After completing his schooling from Kota in 2010, Katariya cleared the IIT-JEE, getting all-India rank 1 in the SC category, and rank 44 in the general category. He then pursued Computer Science and Engineering from IIT-Bombay. “In South Korea, I worked for Samsung Electronics for one-and-half years as a software engineer. And then for one year I was in Bangalore, where I worked as a data scientist at a technological solutions firm,” he told The Indian Express.
READ | Who is Kanishak Kataria
In 2017, he quit his job to focus entirely on appearing for the Union Public Service (UPSC) examination. “I was in Delhi for seven-eight months where I had joined coaching classes for foundational understanding. After that I moved to Jaipur for self-studies, and had been preparing by myself for the last year or so,” he said.
Katariya said he studied 8-10 hours a day and kept one day of the week to watch movies or follow sports. “But when Mains were round the corner — one-and-a-half or two months — I substantially increased my efforts and put in 13-14 hours daily. I had to study because this was my first attempt and I had a lot of things to cover. And my optional was mathematics, so that also takes a substantial amount of time,” he said.
Explaining the jump from engineering to civil services, he said, “I had seen public service from close quarters and I wanted to experience private (work) life also before making such a big decision… I felt I can create an impact in India. When I compared my life in Bangalore with that in South Korea, I realised our country needs good quality of public governance and administration, so that all people are able to get all basic needs. I felt that if I can contribute in a very minuscule way, it will be much more satisfying than earning a lot of money.”

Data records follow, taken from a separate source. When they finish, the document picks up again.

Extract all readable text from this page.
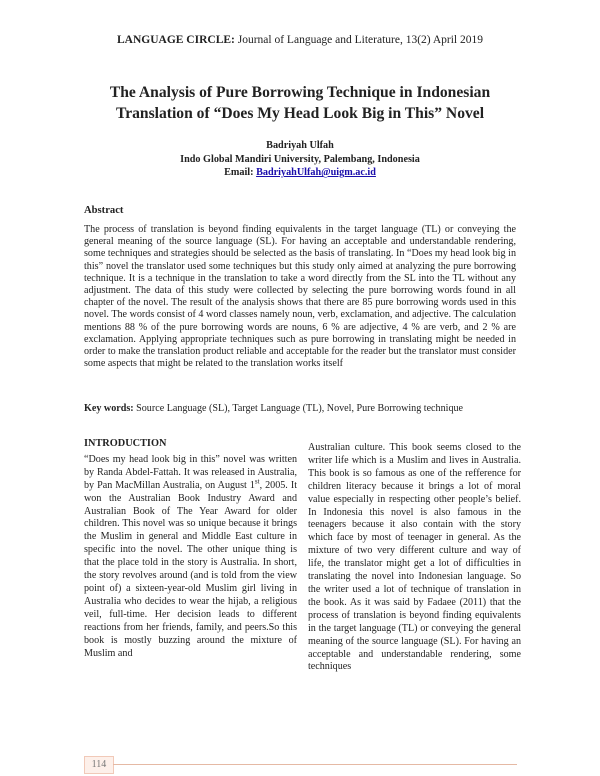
LANGUAGE CIRCLE: Journal of Language and Literature, 13(2) April 2019
The Analysis of Pure Borrowing Technique in Indonesian
Translation of “Does My Head Look Big in This” Novel
Badriyah Ulfah
Indo Global Mandiri University, Palembang, Indonesia
Email: BadriyahUlfah@uigm.ac.id
Abstract

The process of translation is beyond finding equivalents in the target language (TL) or conveying the general meaning of the source language (SL). For having an acceptable and understandable rendering, some techniques and strategies should be selected as the basis of translating. In “Does my head look big in this” novel the translator used some techniques but this study only aimed at analyzing the pure borrowing technique. It is a technique in the translation to take a word directly from the SL into the TL without any adjustment. The data of this study were collected by selecting the pure borrowing words found in all chapter of the novel. The result of the analysis shows that there are 85 pure borrowing words used in this novel. The words consist of 4 word classes namely noun, verb, exclamation, and adjective. The calculation mentions 88 % of the pure borrowing words are nouns, 6 % are adjective, 4 % are verb, and 2 % are exclamation. Applying appropriate techniques such as pure borrowing in translating might be needed in order to make the translation product reliable and acceptable for the reader but the translator must consider some aspects that might be related to the translation works itself

Key words: Source Language (SL), Target Language (TL), Novel, Pure Borrowing technique
INTRODUCTION

“Does my head look big in this” novel was written by Randa Abdel-Fattah. It was released in Australia, by Pan MacMillan Australia, on August 1st, 2005. It won the Australian Book Industry Award and Australian Book of The Year Award for older children. This novel was so unique because it brings the Muslim in general and Middle East culture in specific into the novel. The other unique thing is that the place told in the story is Australia. In short, the story revolves around (and is told from the view point of) a sixteen-year-old Muslim girl living in Australia who decides to wear the hijab, a religious veil, full-time. Her decision leads to different reactions from her friends, family, and peers.So this book is mostly buzzing around the mixture of Muslim and

Australian culture. This book seems closed to the writer life which is a Muslim and lives in Australia. This book is so famous as one of the refference for children literacy because it brings a lot of moral value especially in respecting other people’s belief. In Indonesia this novel is also famous in the teenagers because it also contain with the story which face by most of teenager in general. As the mixture of two very different culture and way of life, the translator might get a lot of difficulties in translating the novel into Indonesian language. So the writer used a lot of technique of translation in the book. As it was said by Fadaee (2011) that the process of translation is beyond finding equivalents in the target language (TL) or conveying the general meaning of the source language (SL). For having an acceptable and understandable rendering, some techniques

114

Advising other UPSC aspirants, he said, “People shouldn’t take unnecessary burden — like UPSC is the only thing in life. If they take unnecessary burden, their performance also gets affected. I didn’t take too much pressure; that I have to clear an examination. I took it step by step at each stage and was able to clear it. If people have clear minds, they will be able to concentrate better and perform more efficiently.”

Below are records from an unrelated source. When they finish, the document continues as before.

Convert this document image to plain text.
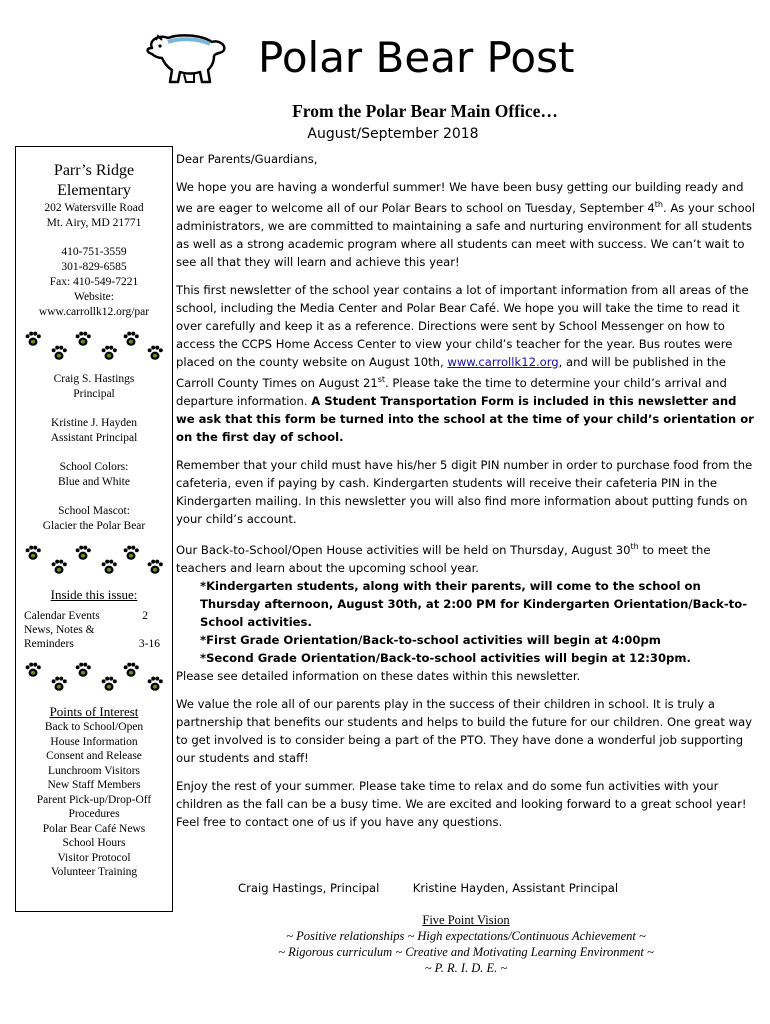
Polar Bear Post
From the Polar Bear Main Office…
August/September 2018
Parr’s Ridge
Elementary
202 Watersville Road
Mt. Airy, MD 21771
410-751-3559
301-829-6585
Fax: 410-549-7221
Website:
www.carrollk12.org/par
Craig S. Hastings
Principal
Kristine J. Hayden
Assistant Principal
School Colors:
Blue and White
School Mascot:
Glacier the Polar Bear
Inside this issue:
Calendar Events	2
News, Notes &
Reminders	3-16
Points of Interest
Back to School/Open
House Information
Consent and Release
Lunchroom Visitors
New Staff Members
Parent Pick-up/Drop-Off
Procedures
Polar Bear Café News
School Hours
Visitor Protocol
Volunteer Training
Dear Parents/Guardians,
We hope you are having a wonderful summer! We have been busy getting our building ready and we are eager to welcome all of our Polar Bears to school on Tuesday, September 4th. As your school administrators, we are committed to maintaining a safe and nurturing environment for all students as well as a strong academic program where all students can meet with success. We can’t wait to see all that they will learn and achieve this year!
This first newsletter of the school year contains a lot of important information from all areas of the school, including the Media Center and Polar Bear Café. We hope you will take the time to read it over carefully and keep it as a reference. Directions were sent by School Messenger on how to access the CCPS Home Access Center to view your child’s teacher for the year. Bus routes were placed on the county website on August 10th, www.carrollk12.org, and will be published in the Carroll County Times on August 21st. Please take the time to determine your child’s arrival and departure information. A Student Transportation Form is included in this newsletter and we ask that this form be turned into the school at the time of your child’s orientation or on the first day of school.
Remember that your child must have his/her 5 digit PIN number in order to purchase food from the cafeteria, even if paying by cash. Kindergarten students will receive their cafeteria PIN in the Kindergarten mailing. In this newsletter you will also find more information about putting funds on your child’s account.
Our Back-to-School/Open House activities will be held on Thursday, August 30th to meet the teachers and learn about the upcoming school year.
*Kindergarten students, along with their parents, will come to the school on Thursday afternoon, August 30th, at 2:00 PM for Kindergarten Orientation/Back-to-School activities.
*First Grade Orientation/Back-to-school activities will begin at 4:00pm
*Second Grade Orientation/Back-to-school activities will begin at 12:30pm.
Please see detailed information on these dates within this newsletter.
We value the role all of our parents play in the success of their children in school. It is truly a partnership that benefits our students and helps to build the future for our children. One great way to get involved is to consider being a part of the PTO. They have done a wonderful job supporting our students and staff!
Enjoy the rest of your summer. Please take time to relax and do some fun activities with your children as the fall can be a busy time. We are excited and looking forward to a great school year! Feel free to contact one of us if you have any questions.
Craig Hastings, Principal	Kristine Hayden, Assistant Principal
Five Point Vision
~ Positive relationships ~ High expectations/Continuous Achievement ~
~ Rigorous curriculum ~ Creative and Motivating Learning Environment ~
~ P. R. I. D. E. ~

He added that he followed sports — cricket, football and tennis — “whether it was exam time or not”.
At his Jaipur home, celebrations have just begun. His mother is a homemaker and elder sister is in the final year of post-graduation. Katariya said that for now, he wants to travel to make up for the time he spent studying.

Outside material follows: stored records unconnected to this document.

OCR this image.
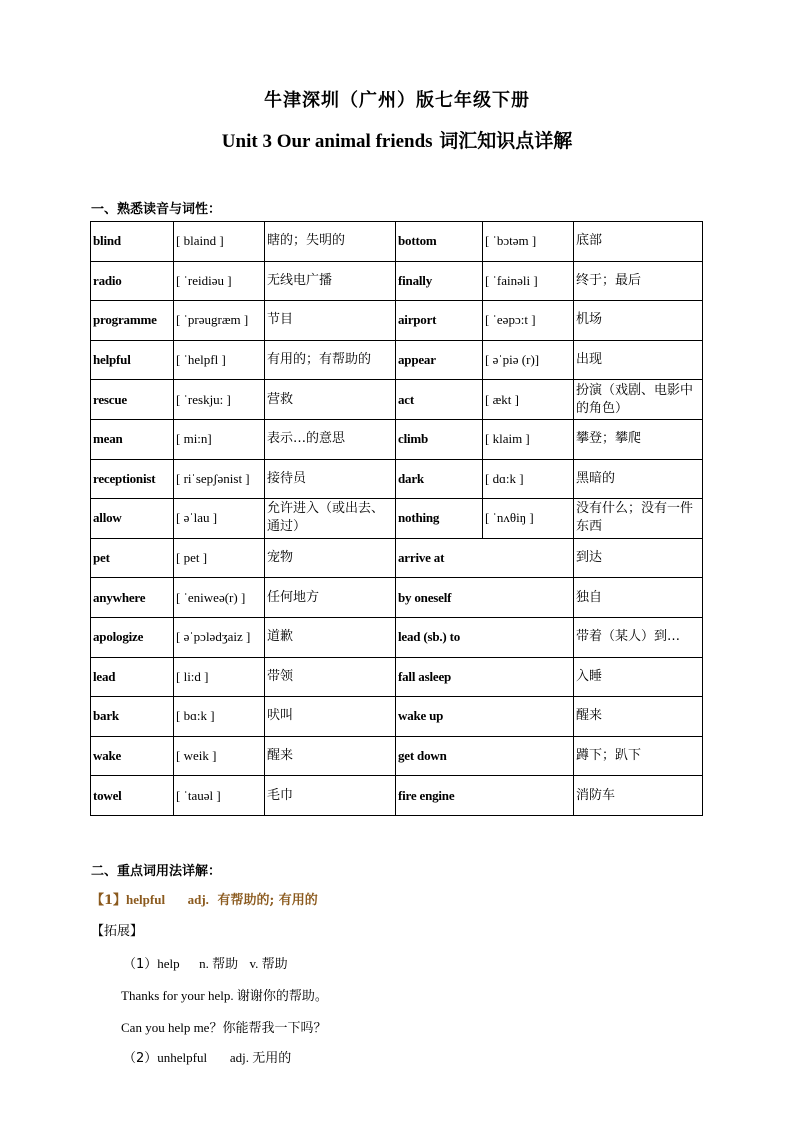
牛津深圳（广州）版七年级下册
Unit 3 Our animal friends 词汇知识点详解
一、熟悉读音与词性：
blind	[ blaind ]	瞎的；失明的	bottom	[ ˈbɔtəm ]	底部
radio	[ ˈreidiəu ]	无线电广播	finally	[ ˈfainəli ]	终于；最后
programme	[ ˈprəugræm ]	节目	airport	[ ˈeəpɔ:t ]	机场
helpful	[ ˈhelpfl ]	有用的；有帮助的	appear	[ əˈpiə (r)]	出现
rescue	[ ˈreskju: ]	营救	act	[ ækt ]	扮演（戏剧、电影中的角色）
mean	[ mi:n]	表示…的意思	climb	[ klaim ]	攀登；攀爬
receptionist	[ riˈsepʃənist ]	接待员	dark	[ dɑ:k ]	黑暗的
allow	[ əˈlau ]	允许进入（或出去、通过）	nothing	[ ˈnʌθiŋ ]	没有什么；没有一件东西
pet	[ pet ]	宠物	arrive at		到达
anywhere	[ ˈeniweə(r) ]	任何地方	by oneself		独自
apologize	[ əˈpɔlədʒaiz ]	道歉	lead (sb.) to		带着（某人）到…
lead	[ li:d ]	带领	fall asleep		入睡
bark	[ bɑ:k ]	吠叫	wake up		醒来
wake	[ weik ]	醒来	get down		蹲下；趴下
towel	[ ˈtauəl ]	毛巾	fire engine		消防车
二、重点词用法详解：
【1】helpful adj. 有帮助的; 有用的
【拓展】
（1）help      n. 帮助 v. 帮助
Thanks for your help. 谢谢你的帮助。
Can you help me？你能帮我一下吗？
（2）unhelpful       adj. 无用的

Incidentally, Akshat Jain, who stood second, also hails from Rajasthan and has civil service officers in the family. The family comes from Tonk and his father, Dharam Chand Jain, is an IPS officer of 1991 batch who recently joined as a Joint Director in the Central Bureau of Investigation. Akshat’s mother Simmi Jain is an IRS officer and is posted in Jaipur. “I would like to serve as an IAS officer in my home state, Rajasthan,” Akshat said.